## Introduction to Pipelining

• Latency vs. throughput
• Latency
• Each instruction takes a certain time to complete.
• This is the latency for that operation.
• It's the amount of time between when the instruction is issued and when it completes.

• Throughput
• The number of instructions that complete in a span of time.
• This is not necessarily the same as dividing the time span by the latency if pipelining is used.

## Pipelining

• Definition
• Pipelining is the ability to overlap execution of different instructions at the same time.
• It exploits parallelism among instructions and is NOT visible to the programmer.

• This is similar to building a car on an assembly line.
• While it may take two hours to build a single car, there are hundreds of car in progress at any time.

• The throughput of the assembly line is the # of cars completed per hour.
• The throughput of a CPU pipeline is the # of instructions completed per second.

• Pipeline stages
• Each step in a pipeline is called a pipe stage .
• In our assembly line example, a stage corresponds to a work station on the assembly line.

## Pipelining

• Cycle time
• Everything in a CPU moves in lockstep, synchronized by the clock ("heartbeat" of the CPU.)

• A machine cycle : time required to complete a single pipeline stage.
• A machine cycle is usually one, sometimes two, clock cycles long, but rarely more.

• In machines with no pipelining:
• The machine cycle must be long enough to complete a single instruction
• Or each instruction must be divided into smaller chunks (multiple clock cycles per instruction).

• Pipeline cycle time
• All pipeline stages must, by design, take the same time.
• Thus, the machine cycle time is that of the longest pipeline stage.

• Ideally, all stages should be exactly the same length.

## Pipelining

• Pipeline speedup
• The ideal speedup from a pipeline is equal to the number of stages in the pipeline.

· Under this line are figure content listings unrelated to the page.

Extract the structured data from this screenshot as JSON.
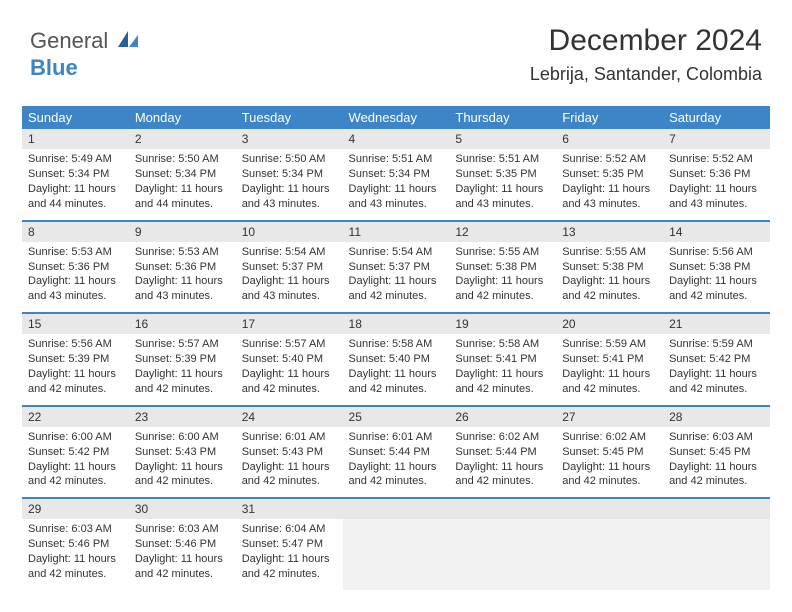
{
  "logo": {
    "text1": "General",
    "text2": "Blue"
  },
  "header": {
    "month": "December 2024",
    "location": "Lebrija, Santander, Colombia"
  },
  "colors": {
    "header_bg": "#3d85c6",
    "header_fg": "#ffffff",
    "daynum_bg": "#e8e8e8",
    "empty_bg": "#f2f2f2",
    "row_divider": "#3d85c6",
    "text": "#333333",
    "logo_blue": "#3d85c6"
  },
  "typography": {
    "title_fontsize": 30,
    "location_fontsize": 18,
    "weekday_fontsize": 13,
    "daynum_fontsize": 12,
    "body_fontsize": 11
  },
  "weekdays": [
    "Sunday",
    "Monday",
    "Tuesday",
    "Wednesday",
    "Thursday",
    "Friday",
    "Saturday"
  ],
  "weeks": [
    [
      {
        "num": "1",
        "sunrise": "Sunrise: 5:49 AM",
        "sunset": "Sunset: 5:34 PM",
        "daylight": "Daylight: 11 hours and 44 minutes."
      },
      {
        "num": "2",
        "sunrise": "Sunrise: 5:50 AM",
        "sunset": "Sunset: 5:34 PM",
        "daylight": "Daylight: 11 hours and 44 minutes."
      },
      {
        "num": "3",
        "sunrise": "Sunrise: 5:50 AM",
        "sunset": "Sunset: 5:34 PM",
        "daylight": "Daylight: 11 hours and 43 minutes."
      },
      {
        "num": "4",
        "sunrise": "Sunrise: 5:51 AM",
        "sunset": "Sunset: 5:34 PM",
        "daylight": "Daylight: 11 hours and 43 minutes."
      },
      {
        "num": "5",
        "sunrise": "Sunrise: 5:51 AM",
        "sunset": "Sunset: 5:35 PM",
        "daylight": "Daylight: 11 hours and 43 minutes."
      },
      {
        "num": "6",
        "sunrise": "Sunrise: 5:52 AM",
        "sunset": "Sunset: 5:35 PM",
        "daylight": "Daylight: 11 hours and 43 minutes."
      },
      {
        "num": "7",
        "sunrise": "Sunrise: 5:52 AM",
        "sunset": "Sunset: 5:36 PM",
        "daylight": "Daylight: 11 hours and 43 minutes."
      }
    ],
    [
      {
        "num": "8",
        "sunrise": "Sunrise: 5:53 AM",
        "sunset": "Sunset: 5:36 PM",
        "daylight": "Daylight: 11 hours and 43 minutes."
      },
      {
        "num": "9",
        "sunrise": "Sunrise: 5:53 AM",
        "sunset": "Sunset: 5:36 PM",
        "daylight": "Daylight: 11 hours and 43 minutes."
      },
      {
        "num": "10",
        "sunrise": "Sunrise: 5:54 AM",
        "sunset": "Sunset: 5:37 PM",
        "daylight": "Daylight: 11 hours and 43 minutes."
      },
      {
        "num": "11",
        "sunrise": "Sunrise: 5:54 AM",
        "sunset": "Sunset: 5:37 PM",
        "daylight": "Daylight: 11 hours and 42 minutes."
      },
      {
        "num": "12",
        "sunrise": "Sunrise: 5:55 AM",
        "sunset": "Sunset: 5:38 PM",
        "daylight": "Daylight: 11 hours and 42 minutes."
      },
      {
        "num": "13",
        "sunrise": "Sunrise: 5:55 AM",
        "sunset": "Sunset: 5:38 PM",
        "daylight": "Daylight: 11 hours and 42 minutes."
      },
      {
        "num": "14",
        "sunrise": "Sunrise: 5:56 AM",
        "sunset": "Sunset: 5:38 PM",
        "daylight": "Daylight: 11 hours and 42 minutes."
      }
    ],
    [
      {
        "num": "15",
        "sunrise": "Sunrise: 5:56 AM",
        "sunset": "Sunset: 5:39 PM",
        "daylight": "Daylight: 11 hours and 42 minutes."
      },
      {
        "num": "16",
        "sunrise": "Sunrise: 5:57 AM",
        "sunset": "Sunset: 5:39 PM",
        "daylight": "Daylight: 11 hours and 42 minutes."
      },
      {
        "num": "17",
        "sunrise": "Sunrise: 5:57 AM",
        "sunset": "Sunset: 5:40 PM",
        "daylight": "Daylight: 11 hours and 42 minutes."
      },
      {
        "num": "18",
        "sunrise": "Sunrise: 5:58 AM",
        "sunset": "Sunset: 5:40 PM",
        "daylight": "Daylight: 11 hours and 42 minutes."
      },
      {
        "num": "19",
        "sunrise": "Sunrise: 5:58 AM",
        "sunset": "Sunset: 5:41 PM",
        "daylight": "Daylight: 11 hours and 42 minutes."
      },
      {
        "num": "20",
        "sunrise": "Sunrise: 5:59 AM",
        "sunset": "Sunset: 5:41 PM",
        "daylight": "Daylight: 11 hours and 42 minutes."
      },
      {
        "num": "21",
        "sunrise": "Sunrise: 5:59 AM",
        "sunset": "Sunset: 5:42 PM",
        "daylight": "Daylight: 11 hours and 42 minutes."
      }
    ],
    [
      {
        "num": "22",
        "sunrise": "Sunrise: 6:00 AM",
        "sunset": "Sunset: 5:42 PM",
        "daylight": "Daylight: 11 hours and 42 minutes."
      },
      {
        "num": "23",
        "sunrise": "Sunrise: 6:00 AM",
        "sunset": "Sunset: 5:43 PM",
        "daylight": "Daylight: 11 hours and 42 minutes."
      },
      {
        "num": "24",
        "sunrise": "Sunrise: 6:01 AM",
        "sunset": "Sunset: 5:43 PM",
        "daylight": "Daylight: 11 hours and 42 minutes."
      },
      {
        "num": "25",
        "sunrise": "Sunrise: 6:01 AM",
        "sunset": "Sunset: 5:44 PM",
        "daylight": "Daylight: 11 hours and 42 minutes."
      },
      {
        "num": "26",
        "sunrise": "Sunrise: 6:02 AM",
        "sunset": "Sunset: 5:44 PM",
        "daylight": "Daylight: 11 hours and 42 minutes."
      },
      {
        "num": "27",
        "sunrise": "Sunrise: 6:02 AM",
        "sunset": "Sunset: 5:45 PM",
        "daylight": "Daylight: 11 hours and 42 minutes."
      },
      {
        "num": "28",
        "sunrise": "Sunrise: 6:03 AM",
        "sunset": "Sunset: 5:45 PM",
        "daylight": "Daylight: 11 hours and 42 minutes."
      }
    ],
    [
      {
        "num": "29",
        "sunrise": "Sunrise: 6:03 AM",
        "sunset": "Sunset: 5:46 PM",
        "daylight": "Daylight: 11 hours and 42 minutes."
      },
      {
        "num": "30",
        "sunrise": "Sunrise: 6:03 AM",
        "sunset": "Sunset: 5:46 PM",
        "daylight": "Daylight: 11 hours and 42 minutes."
      },
      {
        "num": "31",
        "sunrise": "Sunrise: 6:04 AM",
        "sunset": "Sunset: 5:47 PM",
        "daylight": "Daylight: 11 hours and 42 minutes."
      },
      null,
      null,
      null,
      null
    ]
  ]
}
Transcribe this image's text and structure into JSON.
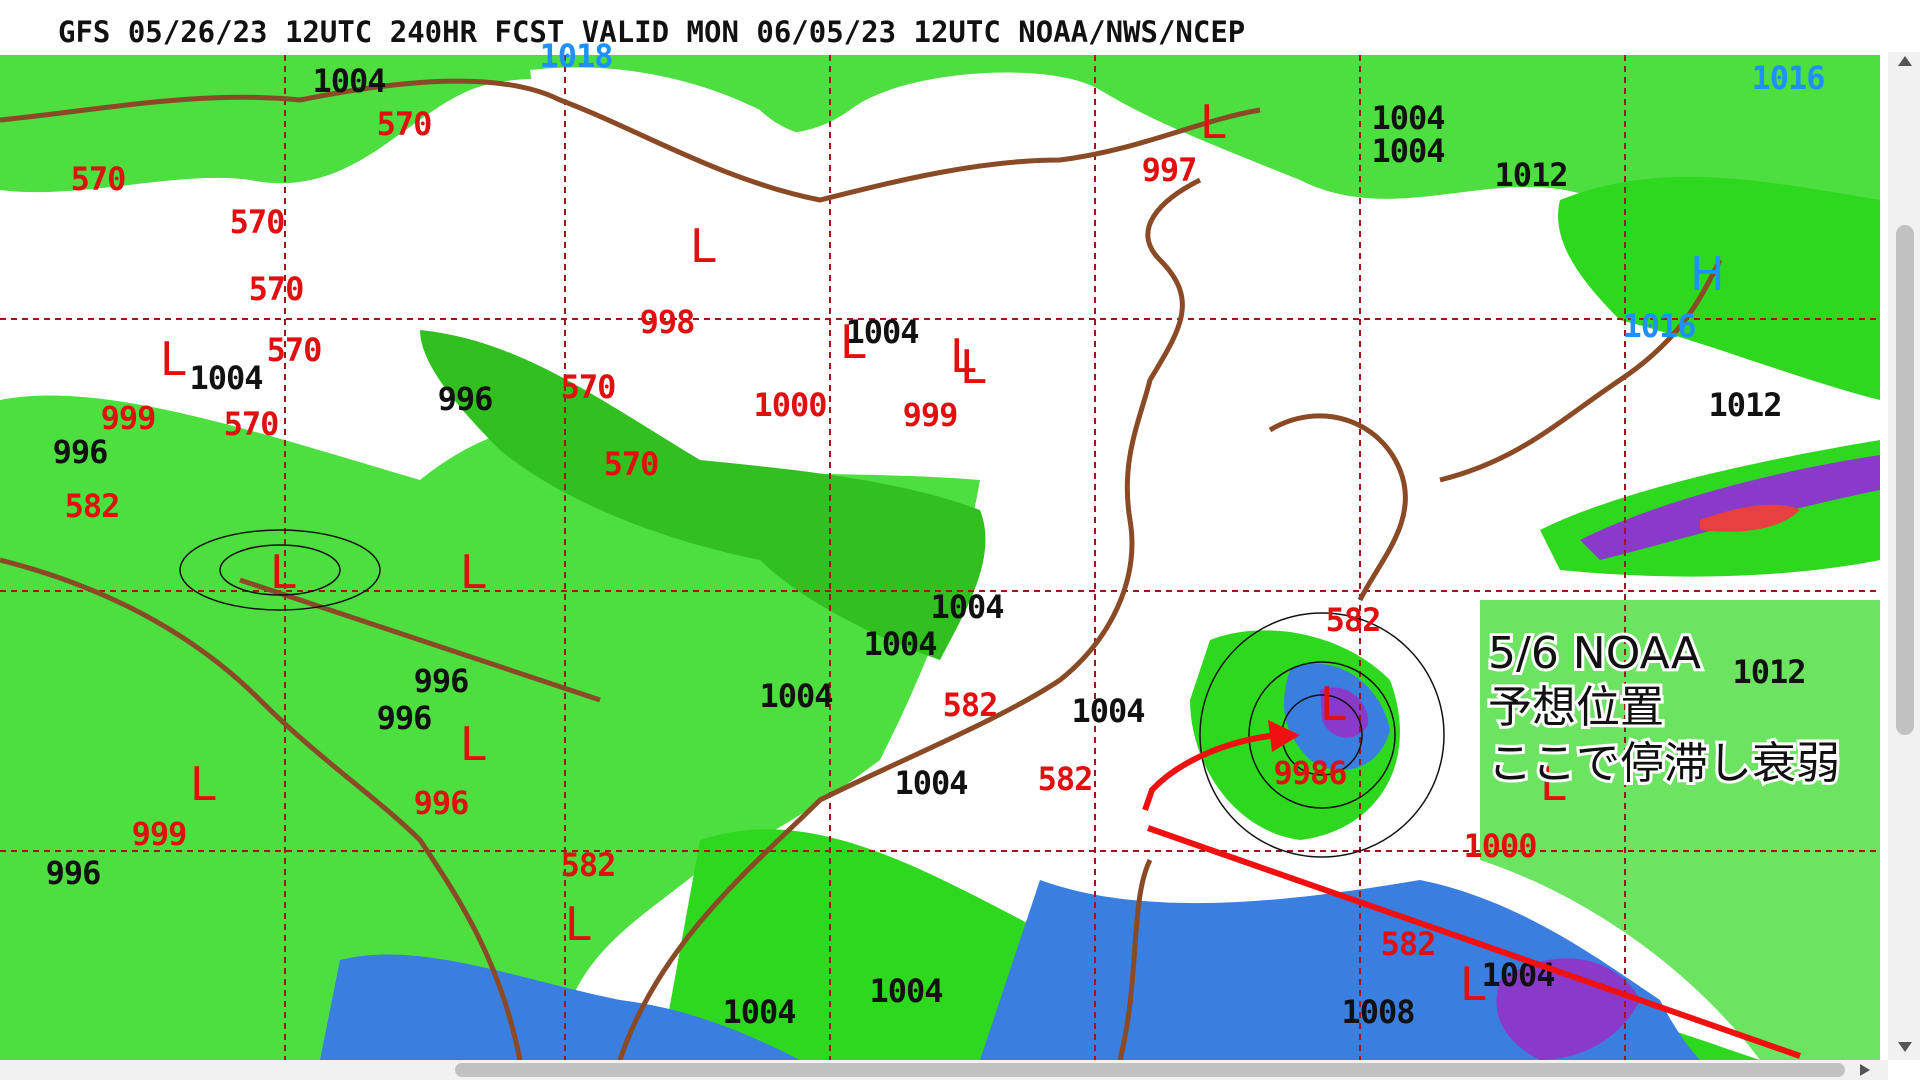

• However, this only happens if the pipeline stages are all of equal length.
• Splitting a 40 ns operation into 5 stages, each 8 ns long, will result in a 5x speedup.
• Splitting the same operation into 5 stages, 4 of which are 7.5 ns long and one of which is 10 ns long will result in only a 4x speedup.

• If your starting point is a multiple clock cycle per instruction machine then pipelining decreases CPI.
• If your starting point is a single clock cycle per instruction machine then pipelining decreases cycle time.
• We will focus on the first starting point in our analysis.

## Simple DLX operation (without pipelining)

• Each DLX instruction has five phases.
• Thus, each instruction requires five cycles to execute (CPI = 5)

• Instruction fetch (IF)
• Get the next instruction.
• Instruction decode & register fetch (ID)
• Decode the instruction and get the registers from the register file.
• Perform the operation.
• For load and stores, calculate the memory address (base + immed).
• For branches, compare and calculate the branch destination.
• Memory access/branch completion (MEM)
• For load and stores, perform the memory access.
• For taken branches, update the program counter.
• Writeback (WB)
• Write the result to the register file.
• For stores and branches, do nothing.

## Simple DLX operation (without pipelining)

• Datapath for the unpipelined version:
• Red boxes are temporary storage locations.

## Simple DLX operation (without pipelining)

• The temporary storage locations were added to the datapath of the unpipelined machine to make it easy to pipeline.

• Note that branch and store instructions take 4 clock cycles.
• Assuming branch frequency of 12% and a store frequency of 5%, CPI is 4.83.

• This implementation is not optimal. Improvements include:
• Completing ALU instructions during the MEM cycle (drops CPI to 4.35 assuming 47% ALU operation frequency).

• Other improvements to CPI are possible but are likely to increase the clock cycle time.

• Also, several hardware redundancies exist:
• ALU can be shared.
• Data and instruction memory can be combined since access occurs on different clock cycles.

## Pipelining DLX

• Since there are five separate stages, we can have a pipeline in which one instruction is in each stage.

• This will decrease CPI to 1, since one instruction will be issued (or finish) each cycle.
• During any cycle, one instruction is present in each stage.

• Ideally, performance is increased five fold !
• However, this is rarely achievable as we will see.